EPA Reopens Libraries
by Brian Turnbaugh*, 10/7/2008
After two years, numerous protests by the public, a formal grievance from a government employee union, a critical governmental report, and congressional intervention, the U.S. Environmental Protection Agency (EPA) has reopened agency libraries it closed as a purported cost-saving measure. The libraries generally are smaller and open fewer hours than before, are now controlled by a political appointee, and may have lost materials in the interim, but they are open to the public. Beginning in 2004, the agency dismantled a significant portion of its library network in response to anticipated budget cuts. Ultimately, six libraries were closed, and four others had their hours reduced. Parts of the collections from the closed libraries were scattered across the network or converted into digital formats, though many records were simply thrown away. Outcry among public interest groups, public employees, librarians, scientists, and others prompted Congress to halt the closings and force EPA to reconsider its network plan.
In December 2007, Congress ordered the libraries reopened and appropriated $1 million for that purpose. The reopened libraries are in Chicago, Dallas, Kansas City, and the EPA Headquarters Repository and the Chemical Library in Washington, DC. The libraries, staffed by professional librarians, will provide services to the public and EPA staff via phone and e-mail, and they will be open for a minimum of 24 hours over four days per week on a walk-in basis or by appointment.
In addition to the library reopenings, EPA pledged in a Memorandum of Agreement (MOA) with the American Federation of Government Employees (AFGE) to digitize more library holdings to improve online access. The agency's initial digitization report noted that the process is on hold, with almost half of the estimated publications yet to be digitized. EPA claims to be evaluating the digitization process in order to reconcile "some difference of opinion on some of the technical aspects of the project."
As part of EPA's effort to resolve the difference of opinion on digitization, the agency plans to convene a panel of National Library Network stakeholders for their input on the process. The stakeholders will include advisors from the Federal Library and Information Center Committee (FLICC) of the Library of Congress, professional library associations, the scientific community, academia, and the public. No time frame for this process or for restarting the digitization process was mentioned in the agency's report.
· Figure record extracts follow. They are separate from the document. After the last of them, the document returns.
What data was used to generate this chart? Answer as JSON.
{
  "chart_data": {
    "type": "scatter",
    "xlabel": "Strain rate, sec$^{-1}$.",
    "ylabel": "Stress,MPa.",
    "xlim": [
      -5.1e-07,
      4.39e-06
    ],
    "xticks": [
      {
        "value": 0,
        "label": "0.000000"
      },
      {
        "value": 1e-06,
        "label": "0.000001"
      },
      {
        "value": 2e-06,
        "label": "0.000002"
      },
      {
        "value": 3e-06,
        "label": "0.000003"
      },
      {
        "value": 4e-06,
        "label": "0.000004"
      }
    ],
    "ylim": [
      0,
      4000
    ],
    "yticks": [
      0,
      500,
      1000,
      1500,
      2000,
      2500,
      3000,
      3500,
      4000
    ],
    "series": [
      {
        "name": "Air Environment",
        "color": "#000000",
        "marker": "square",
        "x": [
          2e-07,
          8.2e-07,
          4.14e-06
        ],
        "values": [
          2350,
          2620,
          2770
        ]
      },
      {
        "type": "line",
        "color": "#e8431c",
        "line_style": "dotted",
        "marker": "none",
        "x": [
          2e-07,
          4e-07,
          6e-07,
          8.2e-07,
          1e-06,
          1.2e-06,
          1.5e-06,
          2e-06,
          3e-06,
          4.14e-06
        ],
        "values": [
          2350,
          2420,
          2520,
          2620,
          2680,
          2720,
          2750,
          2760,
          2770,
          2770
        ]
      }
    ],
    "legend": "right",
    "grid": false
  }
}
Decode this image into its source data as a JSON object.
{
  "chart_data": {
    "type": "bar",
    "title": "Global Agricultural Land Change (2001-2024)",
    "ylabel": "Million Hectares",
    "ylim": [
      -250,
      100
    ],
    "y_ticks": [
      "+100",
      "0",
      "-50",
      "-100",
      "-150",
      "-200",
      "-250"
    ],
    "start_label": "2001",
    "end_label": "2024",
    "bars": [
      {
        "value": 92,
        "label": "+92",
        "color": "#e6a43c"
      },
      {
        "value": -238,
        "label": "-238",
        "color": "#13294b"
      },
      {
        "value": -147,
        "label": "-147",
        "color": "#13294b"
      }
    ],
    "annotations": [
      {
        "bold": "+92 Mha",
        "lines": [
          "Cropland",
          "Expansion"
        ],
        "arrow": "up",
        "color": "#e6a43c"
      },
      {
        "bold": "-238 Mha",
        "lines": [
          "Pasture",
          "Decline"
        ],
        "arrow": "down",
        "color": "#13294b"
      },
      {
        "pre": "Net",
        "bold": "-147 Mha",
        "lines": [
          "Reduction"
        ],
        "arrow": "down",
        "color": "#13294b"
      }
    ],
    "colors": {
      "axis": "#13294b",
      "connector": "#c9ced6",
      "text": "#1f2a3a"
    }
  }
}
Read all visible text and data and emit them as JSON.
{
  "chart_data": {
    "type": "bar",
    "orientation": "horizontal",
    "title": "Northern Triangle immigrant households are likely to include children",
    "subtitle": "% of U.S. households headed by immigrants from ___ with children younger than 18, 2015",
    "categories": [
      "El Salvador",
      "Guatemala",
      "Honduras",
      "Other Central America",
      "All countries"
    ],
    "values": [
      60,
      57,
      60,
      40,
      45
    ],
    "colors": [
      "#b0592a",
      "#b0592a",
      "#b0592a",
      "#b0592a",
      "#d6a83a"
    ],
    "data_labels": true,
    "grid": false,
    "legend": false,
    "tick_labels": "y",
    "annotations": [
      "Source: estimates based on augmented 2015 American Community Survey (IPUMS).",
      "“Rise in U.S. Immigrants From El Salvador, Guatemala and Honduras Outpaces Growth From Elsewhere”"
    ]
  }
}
The MOA negotiated with the employees' union requires EPA to report on the digitization process every three months but sets no specific performance benchmarks.
The EPA status report noted enhancements made to the database that will eventually hold the digitized publications, located in the National Environmental Publications Internet Site (NEPIS). However, these improvements were completed in May, before the union and the agency had signed the MOA.
In a July 21 letter to members of Congress, AFGE called on members to address specific questions about the EPA's plan. The union expressed concern about the amount of resources dedicated to the libraries, including the amount of physical space and shelving; the absence of public involvement regarding the libraries; and an accounting of the funds appropriated for the reopening of the libraries. Additional concerns about the libraries remain, including their control by a political appointee in the EPA's Office of Environmental Information.